All of these beliefs lack a common source text like the Koran or the Book of Mormon or the Torah. But they are believed with the fundamental vigour of any commercial grade zealot.The Nones can be just as passionate in social media pulpits as any religious fundamentalist.

So what about the question “Shall the Fundamentalists Win?” That was the one asked in 1922 by the modernist Protestant Henry Emerson Fosdick. He was referring to the Fundamentalist/Modernist divide happening in North American churches.

Today, everyone is moving toward greater fundamentalism. That is they are moving toward being bound in conscience by their interior beliefs. Yet only Christianity encourages open examination of those beliefs. At the critical point of Christian truthfulness, the angel’s invitation stands, “He is not here, for he has risen,  as he said. Come, see the place where he  lay” (Matthew 28:6). Christian faith is a constant testing of beliefs to see if they are true. It is concerned not with the advancement of a socio-political Christendom, but with the advancement of the truth, as Francis Schaeffer called it, “true truth.”

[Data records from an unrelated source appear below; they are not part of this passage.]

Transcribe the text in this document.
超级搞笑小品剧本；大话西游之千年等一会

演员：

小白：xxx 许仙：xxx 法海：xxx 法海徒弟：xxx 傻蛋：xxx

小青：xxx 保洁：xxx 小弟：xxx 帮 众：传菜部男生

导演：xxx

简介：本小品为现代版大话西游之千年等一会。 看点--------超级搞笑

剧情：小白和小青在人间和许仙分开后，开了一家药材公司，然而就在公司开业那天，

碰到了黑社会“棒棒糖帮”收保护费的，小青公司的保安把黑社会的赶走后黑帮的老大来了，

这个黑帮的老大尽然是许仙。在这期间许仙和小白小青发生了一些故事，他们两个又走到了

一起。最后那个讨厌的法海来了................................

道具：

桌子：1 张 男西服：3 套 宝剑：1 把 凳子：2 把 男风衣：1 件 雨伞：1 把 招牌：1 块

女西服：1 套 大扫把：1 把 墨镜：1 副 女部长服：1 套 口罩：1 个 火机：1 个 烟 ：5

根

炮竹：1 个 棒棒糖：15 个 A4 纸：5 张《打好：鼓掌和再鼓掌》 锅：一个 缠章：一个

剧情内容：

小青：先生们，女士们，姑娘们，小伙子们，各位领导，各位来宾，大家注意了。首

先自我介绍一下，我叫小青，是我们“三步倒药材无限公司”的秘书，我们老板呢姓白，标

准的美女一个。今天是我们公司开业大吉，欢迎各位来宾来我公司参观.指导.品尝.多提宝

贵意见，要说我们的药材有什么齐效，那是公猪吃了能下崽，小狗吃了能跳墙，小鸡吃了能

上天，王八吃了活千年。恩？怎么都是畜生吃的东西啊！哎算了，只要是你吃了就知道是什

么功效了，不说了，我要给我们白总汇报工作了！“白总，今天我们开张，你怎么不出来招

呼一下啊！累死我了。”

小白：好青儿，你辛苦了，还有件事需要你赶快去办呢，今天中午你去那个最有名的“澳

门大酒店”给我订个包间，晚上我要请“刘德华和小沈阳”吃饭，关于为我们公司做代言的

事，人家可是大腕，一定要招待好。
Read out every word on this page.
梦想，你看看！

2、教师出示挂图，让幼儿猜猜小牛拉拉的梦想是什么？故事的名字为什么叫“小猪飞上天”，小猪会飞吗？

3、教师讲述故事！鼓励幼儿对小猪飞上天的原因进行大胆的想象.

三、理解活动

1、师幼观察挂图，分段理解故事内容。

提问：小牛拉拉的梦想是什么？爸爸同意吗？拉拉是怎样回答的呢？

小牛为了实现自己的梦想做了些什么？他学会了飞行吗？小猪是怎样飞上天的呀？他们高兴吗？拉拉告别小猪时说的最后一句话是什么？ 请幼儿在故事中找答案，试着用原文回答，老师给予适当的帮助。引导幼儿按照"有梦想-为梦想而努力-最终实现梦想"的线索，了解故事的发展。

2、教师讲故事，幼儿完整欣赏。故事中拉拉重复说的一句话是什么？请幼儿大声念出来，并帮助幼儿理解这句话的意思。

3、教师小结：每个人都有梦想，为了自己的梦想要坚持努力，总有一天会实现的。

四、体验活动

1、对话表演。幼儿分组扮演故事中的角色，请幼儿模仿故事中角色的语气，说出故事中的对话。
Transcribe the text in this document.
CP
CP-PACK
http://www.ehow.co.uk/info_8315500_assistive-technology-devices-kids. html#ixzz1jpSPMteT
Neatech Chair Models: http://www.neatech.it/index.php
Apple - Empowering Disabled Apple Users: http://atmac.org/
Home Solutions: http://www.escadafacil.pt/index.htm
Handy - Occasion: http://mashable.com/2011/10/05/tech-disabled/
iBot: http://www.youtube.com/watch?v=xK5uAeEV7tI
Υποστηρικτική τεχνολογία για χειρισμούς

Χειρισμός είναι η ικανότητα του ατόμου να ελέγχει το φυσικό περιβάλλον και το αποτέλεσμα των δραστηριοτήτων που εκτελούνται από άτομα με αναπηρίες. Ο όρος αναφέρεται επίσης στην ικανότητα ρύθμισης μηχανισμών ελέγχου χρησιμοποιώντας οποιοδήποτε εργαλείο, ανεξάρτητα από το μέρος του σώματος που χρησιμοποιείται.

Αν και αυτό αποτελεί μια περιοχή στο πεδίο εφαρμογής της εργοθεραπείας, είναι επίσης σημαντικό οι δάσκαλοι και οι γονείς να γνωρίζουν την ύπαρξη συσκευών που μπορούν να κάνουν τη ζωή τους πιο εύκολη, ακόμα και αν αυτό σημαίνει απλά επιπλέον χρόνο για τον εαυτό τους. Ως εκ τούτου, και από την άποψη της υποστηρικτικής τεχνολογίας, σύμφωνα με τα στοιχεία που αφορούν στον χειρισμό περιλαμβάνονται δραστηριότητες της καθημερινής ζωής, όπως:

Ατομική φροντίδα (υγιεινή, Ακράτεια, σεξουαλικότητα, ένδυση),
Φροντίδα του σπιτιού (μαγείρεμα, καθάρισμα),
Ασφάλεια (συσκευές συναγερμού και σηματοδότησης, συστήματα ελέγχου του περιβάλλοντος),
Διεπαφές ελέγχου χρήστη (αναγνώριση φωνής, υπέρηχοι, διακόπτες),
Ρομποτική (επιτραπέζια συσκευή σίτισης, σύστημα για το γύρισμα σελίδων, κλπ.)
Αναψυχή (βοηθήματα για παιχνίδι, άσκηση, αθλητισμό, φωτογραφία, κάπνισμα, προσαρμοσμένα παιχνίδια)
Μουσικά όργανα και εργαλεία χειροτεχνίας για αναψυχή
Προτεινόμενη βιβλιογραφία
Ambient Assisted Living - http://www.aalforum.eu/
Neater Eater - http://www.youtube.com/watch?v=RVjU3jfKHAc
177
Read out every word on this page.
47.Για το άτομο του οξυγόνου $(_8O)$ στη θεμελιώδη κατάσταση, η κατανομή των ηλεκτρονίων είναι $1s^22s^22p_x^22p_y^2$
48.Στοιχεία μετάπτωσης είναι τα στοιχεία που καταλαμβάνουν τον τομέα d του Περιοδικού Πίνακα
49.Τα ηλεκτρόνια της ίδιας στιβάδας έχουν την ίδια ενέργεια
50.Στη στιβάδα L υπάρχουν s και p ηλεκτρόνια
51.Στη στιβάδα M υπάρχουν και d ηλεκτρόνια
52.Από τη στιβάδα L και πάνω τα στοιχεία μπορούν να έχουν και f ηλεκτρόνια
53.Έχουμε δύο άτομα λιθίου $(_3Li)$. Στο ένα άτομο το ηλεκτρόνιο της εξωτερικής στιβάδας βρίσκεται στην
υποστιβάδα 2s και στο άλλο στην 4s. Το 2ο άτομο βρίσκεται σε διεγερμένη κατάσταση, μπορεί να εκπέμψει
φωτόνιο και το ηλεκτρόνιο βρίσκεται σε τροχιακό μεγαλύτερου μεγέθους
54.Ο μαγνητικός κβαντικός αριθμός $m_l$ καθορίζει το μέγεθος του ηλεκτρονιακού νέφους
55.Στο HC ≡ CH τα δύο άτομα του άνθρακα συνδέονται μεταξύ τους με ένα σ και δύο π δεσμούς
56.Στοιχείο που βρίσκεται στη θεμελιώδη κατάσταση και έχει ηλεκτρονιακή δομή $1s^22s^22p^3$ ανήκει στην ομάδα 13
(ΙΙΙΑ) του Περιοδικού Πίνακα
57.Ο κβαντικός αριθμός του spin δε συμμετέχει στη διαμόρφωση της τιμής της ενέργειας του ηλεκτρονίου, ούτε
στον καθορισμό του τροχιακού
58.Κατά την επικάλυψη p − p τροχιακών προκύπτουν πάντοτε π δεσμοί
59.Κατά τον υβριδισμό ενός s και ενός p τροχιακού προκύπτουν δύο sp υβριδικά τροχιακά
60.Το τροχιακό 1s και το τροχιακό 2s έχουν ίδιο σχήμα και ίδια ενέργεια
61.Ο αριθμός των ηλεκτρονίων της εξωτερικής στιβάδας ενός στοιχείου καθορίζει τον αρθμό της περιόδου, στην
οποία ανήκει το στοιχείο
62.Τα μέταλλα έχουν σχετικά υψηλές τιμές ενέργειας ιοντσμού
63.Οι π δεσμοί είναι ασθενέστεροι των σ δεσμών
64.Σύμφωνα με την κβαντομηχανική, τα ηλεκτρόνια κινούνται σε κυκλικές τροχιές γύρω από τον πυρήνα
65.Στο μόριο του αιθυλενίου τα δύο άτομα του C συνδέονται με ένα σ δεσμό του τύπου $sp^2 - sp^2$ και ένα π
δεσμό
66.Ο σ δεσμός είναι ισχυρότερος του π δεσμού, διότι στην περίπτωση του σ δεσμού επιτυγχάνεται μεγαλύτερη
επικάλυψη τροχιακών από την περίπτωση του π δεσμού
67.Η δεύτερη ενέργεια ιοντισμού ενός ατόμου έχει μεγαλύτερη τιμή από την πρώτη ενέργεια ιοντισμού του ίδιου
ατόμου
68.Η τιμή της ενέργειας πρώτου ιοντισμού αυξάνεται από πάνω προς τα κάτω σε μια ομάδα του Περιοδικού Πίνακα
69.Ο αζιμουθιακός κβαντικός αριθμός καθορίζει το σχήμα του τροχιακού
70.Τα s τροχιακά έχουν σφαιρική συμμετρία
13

So when talking heads decry their opponents’ ‘fundamentalism’ be aware that it takes one to know one. Our churches and society are in a battle of beliefs which places all of our fundamentalisms out on the front lawn like a garage sale for all of our neighbours to see. They will look at the product of our fundamentalisms and see whether they produce what is good, beautiful and true. They may choose to believe lies out of convenience or superstitions out of fear, but the Christian gospel offers belief in a Saviour out of hope.

Make no mistake, we are all fundamentalists now. There is no more room for the soft know-nothing-ism of the past. We are rushing headlong into an epoch of rebels for every cause. Yet there can only be one truth worthy of martydom. As Revelation 2:11 says, “The one who conquers will not be hurt by  the second death” (Revelation 2:11).

All others sacrifices will be offered for the pitiably sad lies of our age. Like most garage sales, the world’s fundamentalisms will be merely a collection of trinkets and furnishings long since broken and worthless.